OPINION:
A version of this story appeared in the Threat Status newsletter from The Washington Times. Click here to receive Threat Status delivered directly to your inbox each Wednesday.
Worldwide trade performs the same service as the World Wide Web: to bring diverse peoples together for mutual prosperity. Just as hackers take advantage of internet vulnerabilities for self-serving aims, so do terrorists who interrupt the free flow of trade upon the seas.
Iran-backed Houthi rebels are threatening global commerce with their attacks on freight and oil shipping in the Red Sea. They are due a smart smackdown, but President Biden is hesitating to lead it for fear of stirring up an Iranian-Houthi hornet’s nest. If the past teaches anything, it’s that terrorism does not desist on its own.
Mr. Biden is reportedly mulling the prospect of redesignating as a foreign terrorist organization the radical Islamist Houthis attempting to overthrow the government of Yemen. The president removed the critical label more than two years ago in hopes of mollifying its leaders and their sponsors in Tehran.

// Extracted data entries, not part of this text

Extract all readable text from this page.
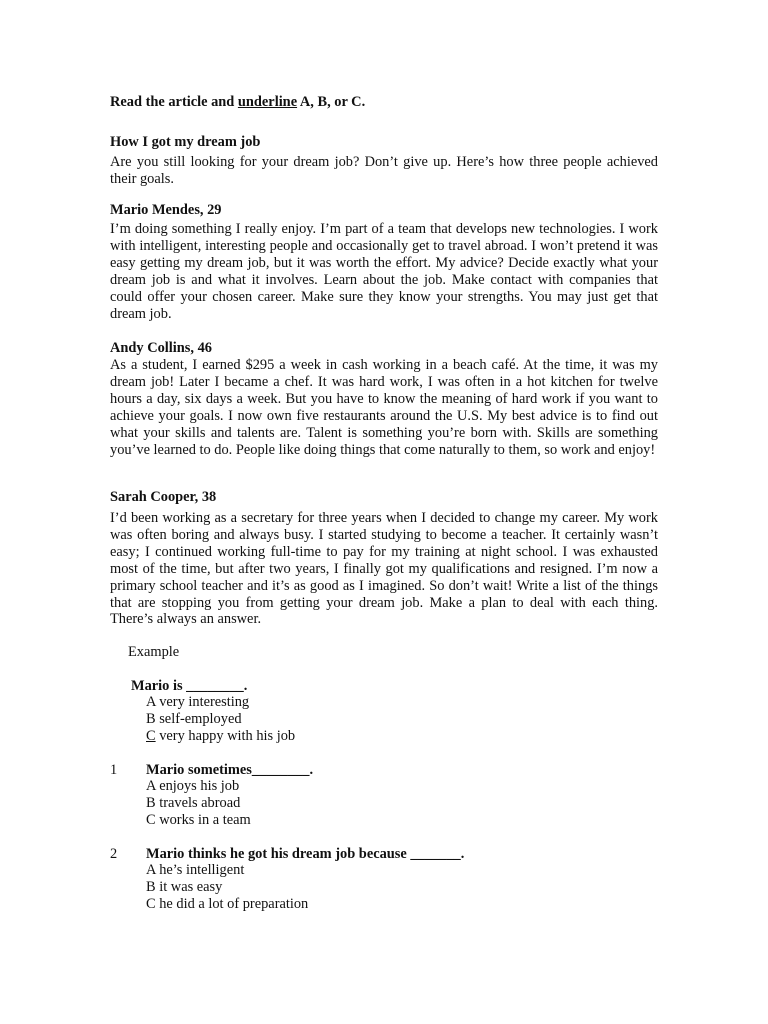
Read the article and underline A, B, or C.

How I got my dream job

Are you still looking for your dream job? Don’t give up. Here’s how three people achieved their goals.

Mario Mendes, 29

I’m doing something I really enjoy. I’m part of a team that develops new technologies. I work with intelligent, interesting people and occasionally get to travel abroad. I won’t pretend it was easy getting my dream job, but it was worth the effort. My advice? Decide exactly what your dream job is and what it involves. Learn about the job. Make contact with companies that could offer your chosen career. Make sure they know your strengths. You may just get that dream job.

Andy Collins, 46

As a student, I earned $295 a week in cash working in a beach café. At the time, it was my dream job! Later I became a chef. It was hard work, I was often in a hot kitchen for twelve hours a day, six days a week. But you have to know the meaning of hard work if you want to achieve your goals. I now own five restaurants around the U.S. My best advice is to find out what your skills and talents are. Talent is something you’re born with. Skills are something you’ve learned to do. People like doing things that come naturally to them, so work and enjoy!

Sarah Cooper, 38

I’d been working as a secretary for three years when I decided to change my career. My work was often boring and always busy. I started studying to become a teacher. It certainly wasn’t easy; I continued working full-time to pay for my training at night school. I was exhausted most of the time, but after two years, I finally got my qualifications and resigned. I’m now a primary school teacher and it’s as good as I imagined. So don’t wait! Write a list of the things that are stopping you from getting your dream job. Make a plan to deal with each thing. There’s always an answer.

Example

Mario is ________.

A very interesting

B self-employed

C very happy with his job

1 Mario sometimes________.

A enjoys his job

B travels abroad

C works in a team

2 Mario thinks he got his dream job because _______.

A he’s intelligent

B it was easy

C he did a lot of preparation
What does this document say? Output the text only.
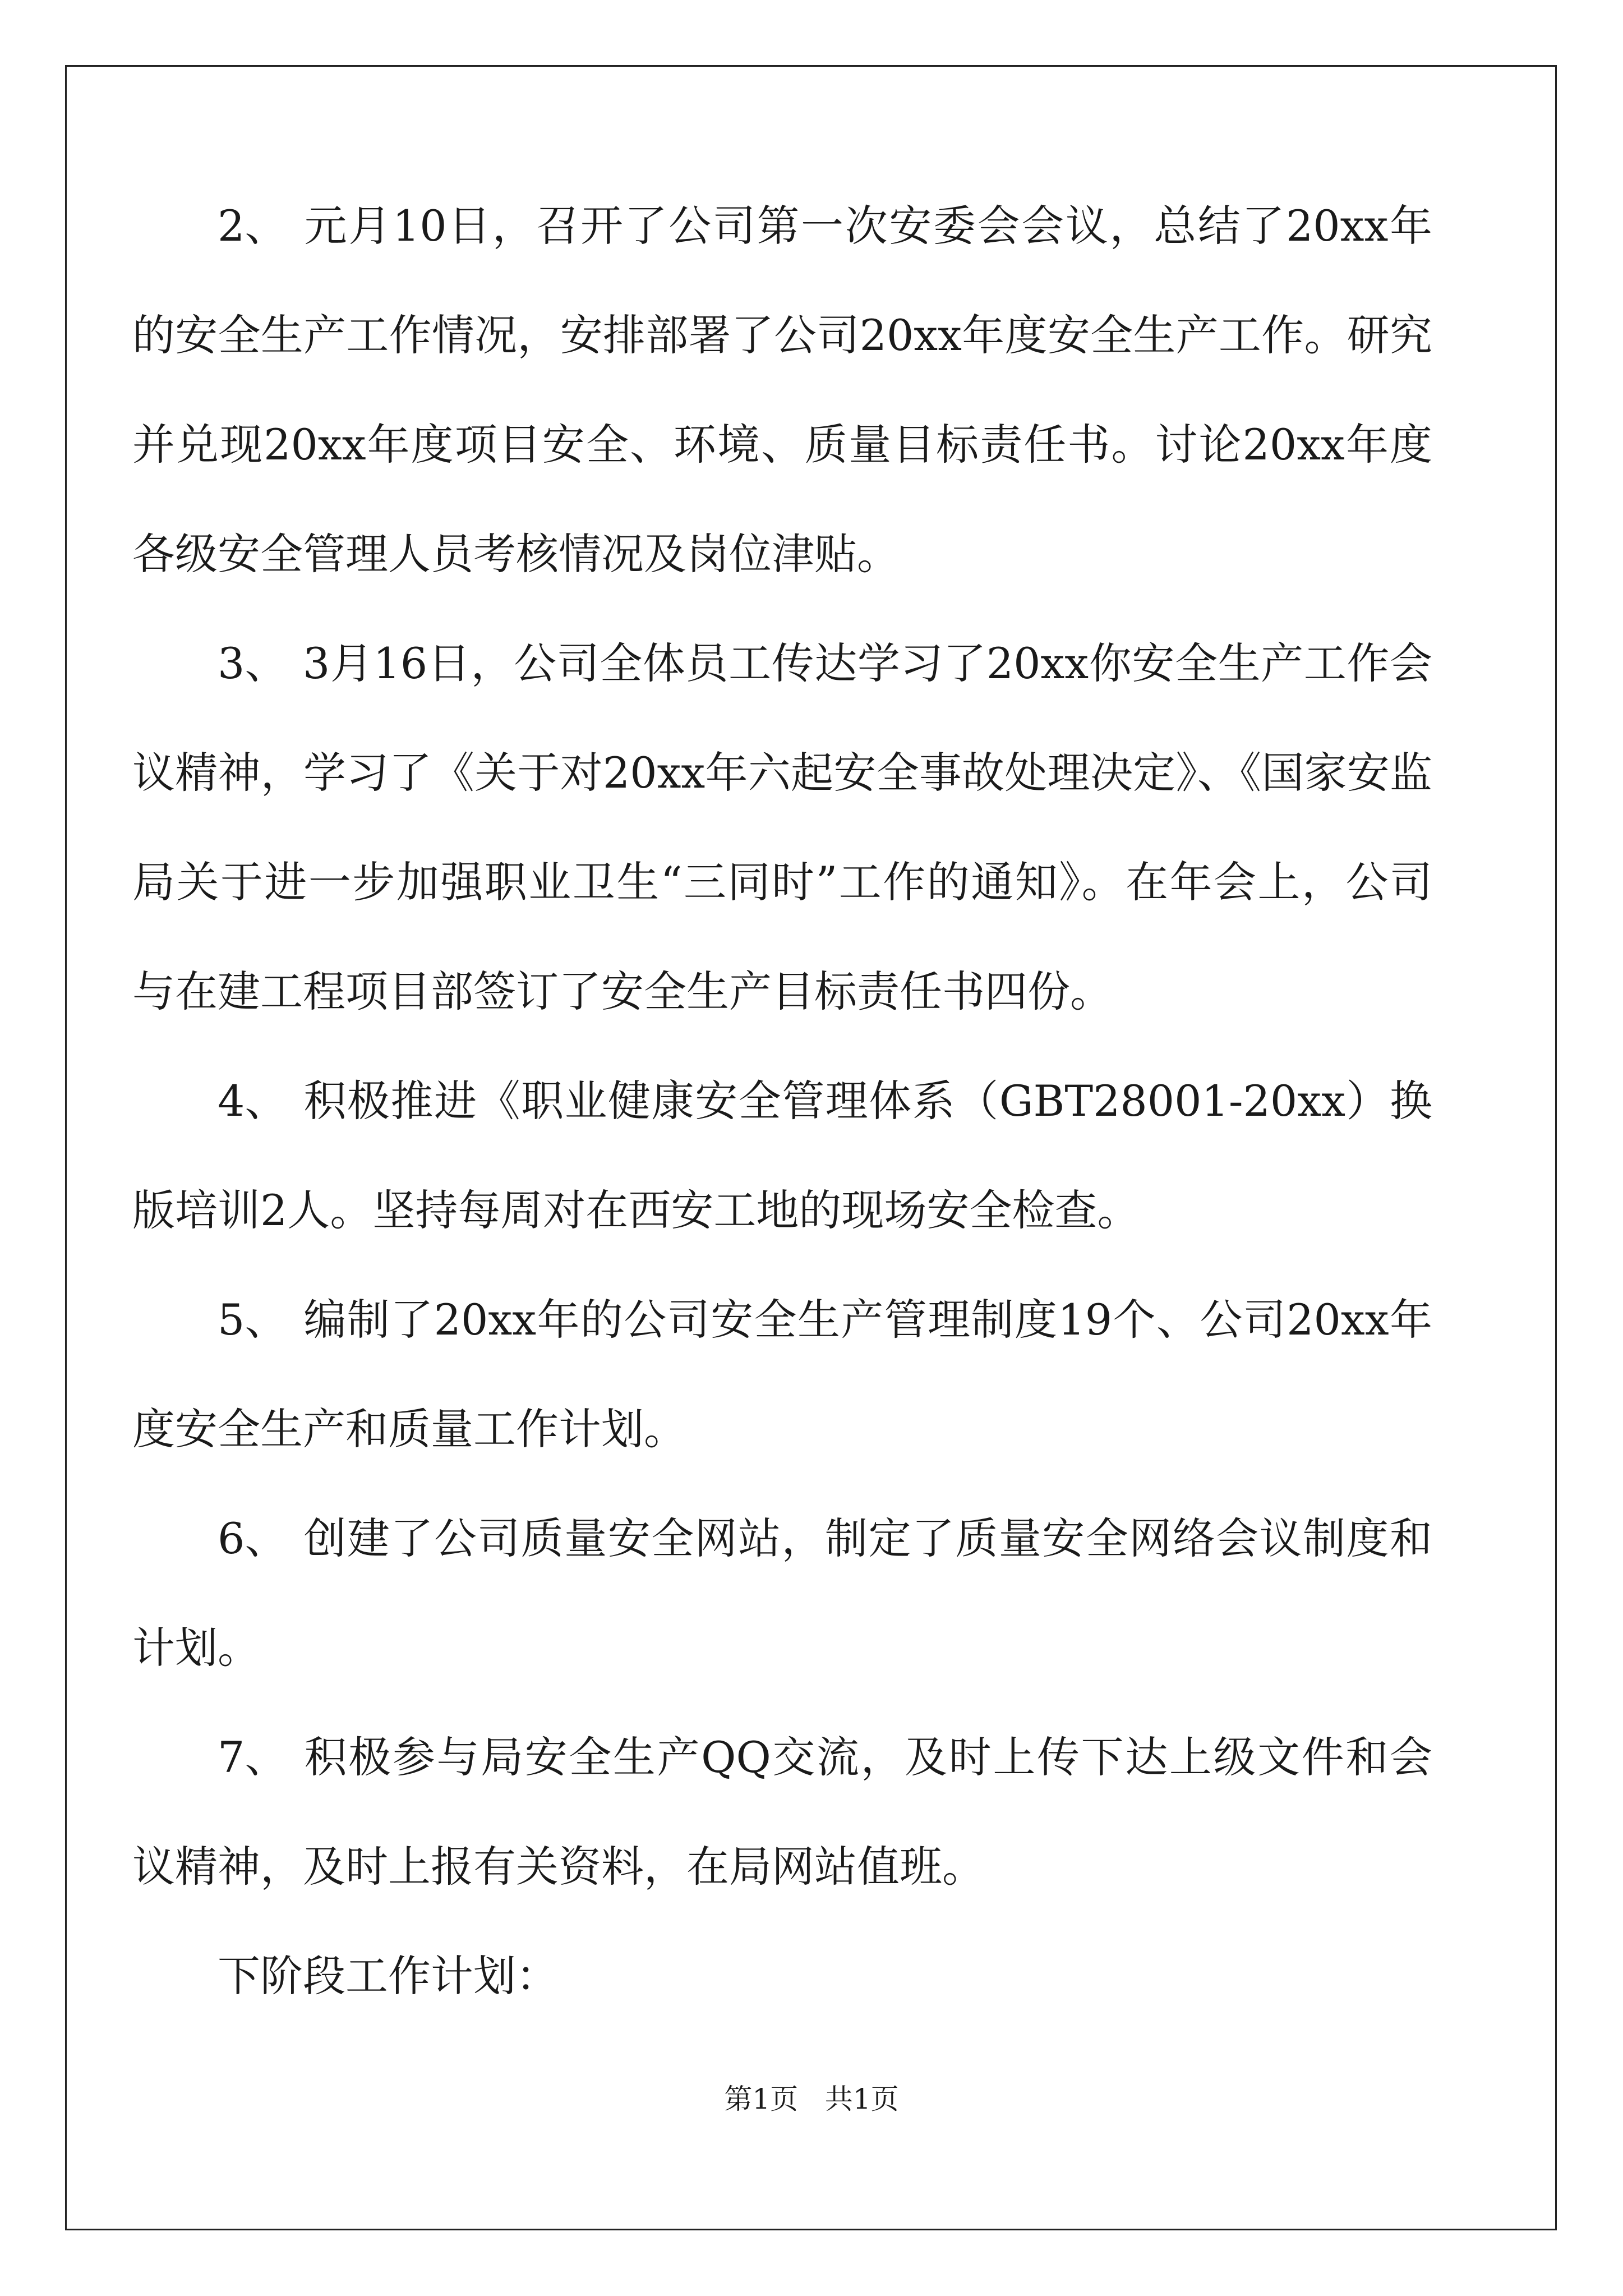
2、 元月10日，召开了公司第一次安委会会议，总结了20xx年的安全生产工作情况，安排部署了公司20xx年度安全生产工作。研究并兑现20xx年度项目安全、环境、质量目标责任书。讨论20xx年度各级安全管理人员考核情况及岗位津贴。

3、 3月16日，公司全体员工传达学习了20xx你安全生产工作会议精神，学习了《关于对20xx年六起安全事故处理决定》、《国家安监局关于进一步加强职业卫生“三同时”工作的通知》。在年会上，公司与在建工程项目部签订了安全生产目标责任书四份。

4、 积极推进《职业健康安全管理体系（GBT28001-20xx）换版培训2人。坚持每周对在西安工地的现场安全检查。

5、 编制了20xx年的公司安全生产管理制度19个、公司20xx年度安全生产和质量工作计划。

6、 创建了公司质量安全网站，制定了质量安全网络会议制度和计划。

7、 积极参与局安全生产QQ交流，及时上传下达上级文件和会议精神，及时上报有关资料，在局网站值班。

下阶段工作计划：

第1页 共1页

Consequently, the Houthis have seized upon the war that fellow terror-addicted Hamas instigated against Israel to launch drone attacks on some commercial ships and to commandeer others passing by their Yemeni bases. At the same time, U.S. forces in Syria and Iraq have been attacked with rockets more than 100 times by associated terrorist groups since the war’s inception. All are financed by Iran.
The Houthis’ terrorist relabeling is fully warranted. Already, international shipping firms, including Maersk and Hapag-Lloyd, have opted to reroute their vessels around Africa rather than risk attack while transiting the Red Sea. In response to the tightening stranglehold imposed on the global economy, the president tasked Secretary of Defense Lloyd Austin with launching Operation Prosperity Guardian, an international naval coalition to protect Red Sea shipping. Better late than never.
Such foot-dragging is symptomatic of Mr. Biden’s geopolitical leadership. Projection of American strength is deemed anathema to his “progressive” globalism, which clings to the illusory notion that diminishing U.S. superpower status is the key to melding nations into a borderless world of peace. Such folly informed the president’s unforgivable U.S. retreat from Afghanistan, and it colors his open-border policy that is allowing record numbers of immigrants to flood our cities illegally.
Evidently afraid to disturb the terror hornet’s nest, Mr. Biden has thus far rejected a muscular strategy of striking the bases of Houthi provocateurs, much less their Iranian sponsors. Even his ideological guru, former President Barack Obama, eventually tired of watching his Middle East peace overtures slapped down: In 2014, he ordered airstrikes on the terrorist organization ISIS in Syria.
Rather than swatting swarming Houthi drones one by one as they buzz toward vulnerable Red Sea shipping, the newly formed naval coalition should knock out a terror base or two, thereby demonstrating the penalty for interrupting the right to safe passage in waters protected by international convention.
Ultimately, Iran must be disabused of the notion that it can use terror to impose its long-sought Islamic caliphate across the Middle East and isolate the region from the modern world. Moreover, if Iran is left unhindered in putting the finishing touches on its nuclear weapons program, the world will have much more than mad Houthi hornets with which to contend.
Regrettably, there is simply no effective alternative to peace through strength.